In the wake of the financial crisis, many local politicians filed suits against their banks, claiming that they had not comprehended the risky nature of the loans they undertook.
“Local politicians have been vocal ex post both in the media and in [the] French Congress,” the researchers write. “For instance, in his testimony before the French Congress’s committee on toxic loans, the deputy mayor of the City of Saint-Etienne, who originally decided to take on some toxic loans, stated that ‘[he] was not able to read the information [he] received because [he was] not a financial expert.’ ”
Vallée, who holds a doctorate in finance from HEC Paris, is currently working on a study of byzantine banking behavior toward individual investors. But in the case of structured loans, he argues that a borrower need not be a financial expert to realize the stakes. “
They are not that complex, and after spending 10 minutes on it, someone with a college education will be able to understand the risks,” he says.
They are not that complex, and after spending 10 minutes on it, someone with a college education will be able to understand the risks,” he says.
The Role Of Financial Sophistication
That said, the researchers did assess the role of financial sophistication on the use of structured loans. They considered the size of each municipality, understanding that larger governments were more likely to employ specialized financial advisors. And they obtained the mayors’ current or former occupations, educational backgrounds, and age at the time of election.
The data suggested that mayors with the most-educated backgrounds were actually more likely to take out structured loans than those with less education. Those who took out the most structured (or toxic) loans had worked previously as corporate executives or senior-level civil servants. Former blue-collar workers, farmers, and artists, on the other hand, largely stayed away from these products.
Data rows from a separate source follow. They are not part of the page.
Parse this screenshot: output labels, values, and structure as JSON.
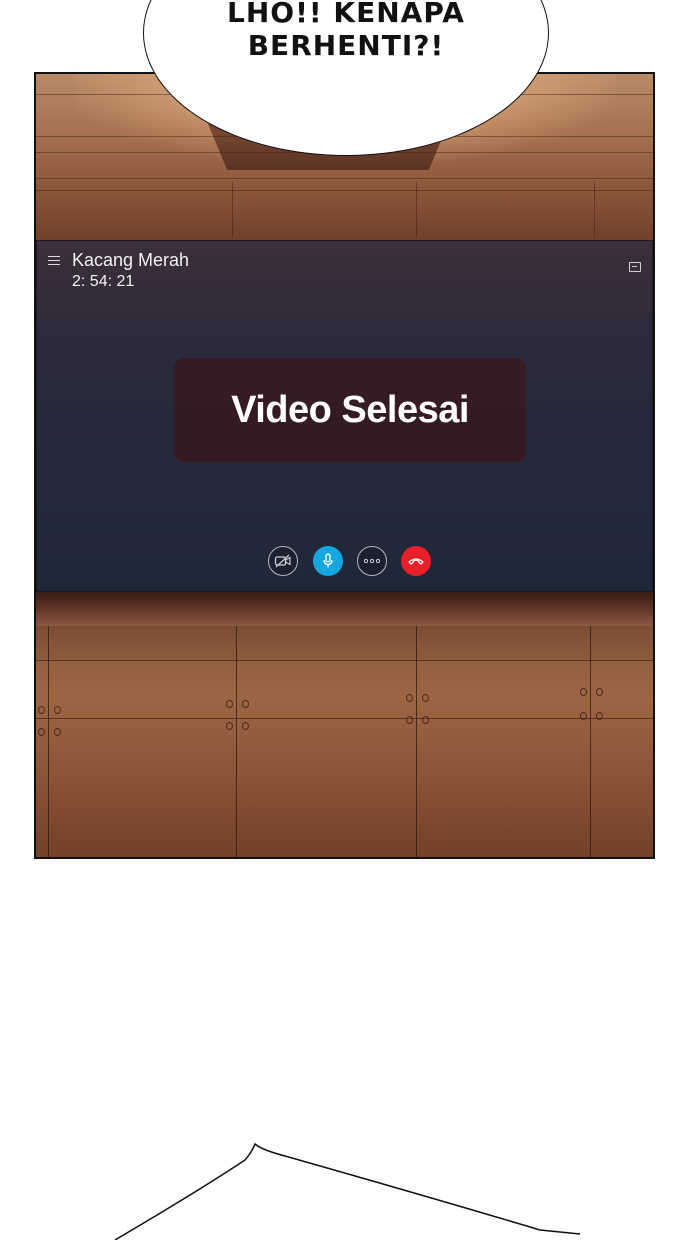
{
  "speech_bubble": {
    "line1": "LHO!! KENAPA",
    "line2": "BERHENTI?!"
  },
  "call": {
    "caller_name": "Kacang Merah",
    "duration": "2: 54: 21",
    "status": "Video Selesai",
    "controls": {
      "camera": "camera-off-icon",
      "mic": "microphone-icon",
      "more": "more-options-icon",
      "end": "end-call-icon"
    }
  },
  "colors": {
    "mic_blue": "#17a7e0",
    "end_red": "#e8202a"
  }
}
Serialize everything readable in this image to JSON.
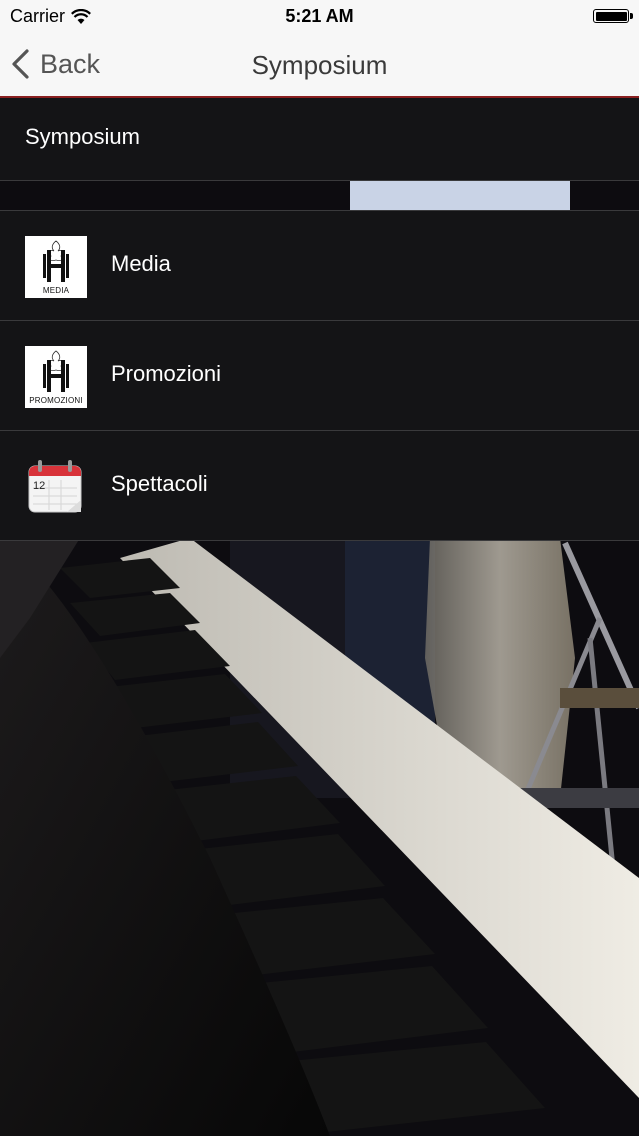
{
  "status_bar": {
    "carrier": "Carrier",
    "time": "5:21 AM"
  },
  "nav": {
    "back_label": "Back",
    "title": "Symposium"
  },
  "header": {
    "title": "Symposium"
  },
  "menu": {
    "items": [
      {
        "label": "Media",
        "icon": "media-logo-icon",
        "icon_caption": "MEDIA"
      },
      {
        "label": "Promozioni",
        "icon": "promozioni-logo-icon",
        "icon_caption": "PROMOZIONI"
      },
      {
        "label": "Spettacoli",
        "icon": "calendar-icon",
        "icon_caption": "12"
      }
    ]
  },
  "colors": {
    "nav_background": "#f7f7f7",
    "nav_divider": "#8a2020",
    "list_background": "#141416",
    "text": "#ffffff",
    "separator": "#3a3a3c"
  }
}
The likelihood to use structured and toxic loans increased with local government size, indicating that bad loan decisions couldn’t be blamed on a lack of staff expertise. Meanwhile, the use of structured loans decreased with the mayors’ ages. “This was not a senility effect,” Vallée says.
Pondering the prevalence of bad loans among French municipalities, the researchers also found evidence that politicians were more likely to enter into toxic loans if their neighbors had recently done the same. “First, there’s the issue of salience—if their neighbors do it, then they know it’s an option,” Vallée explains. “Second, there’s the reassurance factor. If your friend is taking a risk, then you’re more comfortable being in the same boat.”
And while the paper focuses on France, Vallée notes that municipal toxic loans were hardly an exclusive French phenomenon.
“I think it was interesting to look at France because the level of creativity and risk-taking was especially high,” he says. “But this was widespread across Europe, and has been observed in India, China, and the United States to some extent. Politicians are kind of the same all over the world. If you give them an opportunity, I think they will seize it. They seized the opportunity offered by innovative financial products to lower taxes.”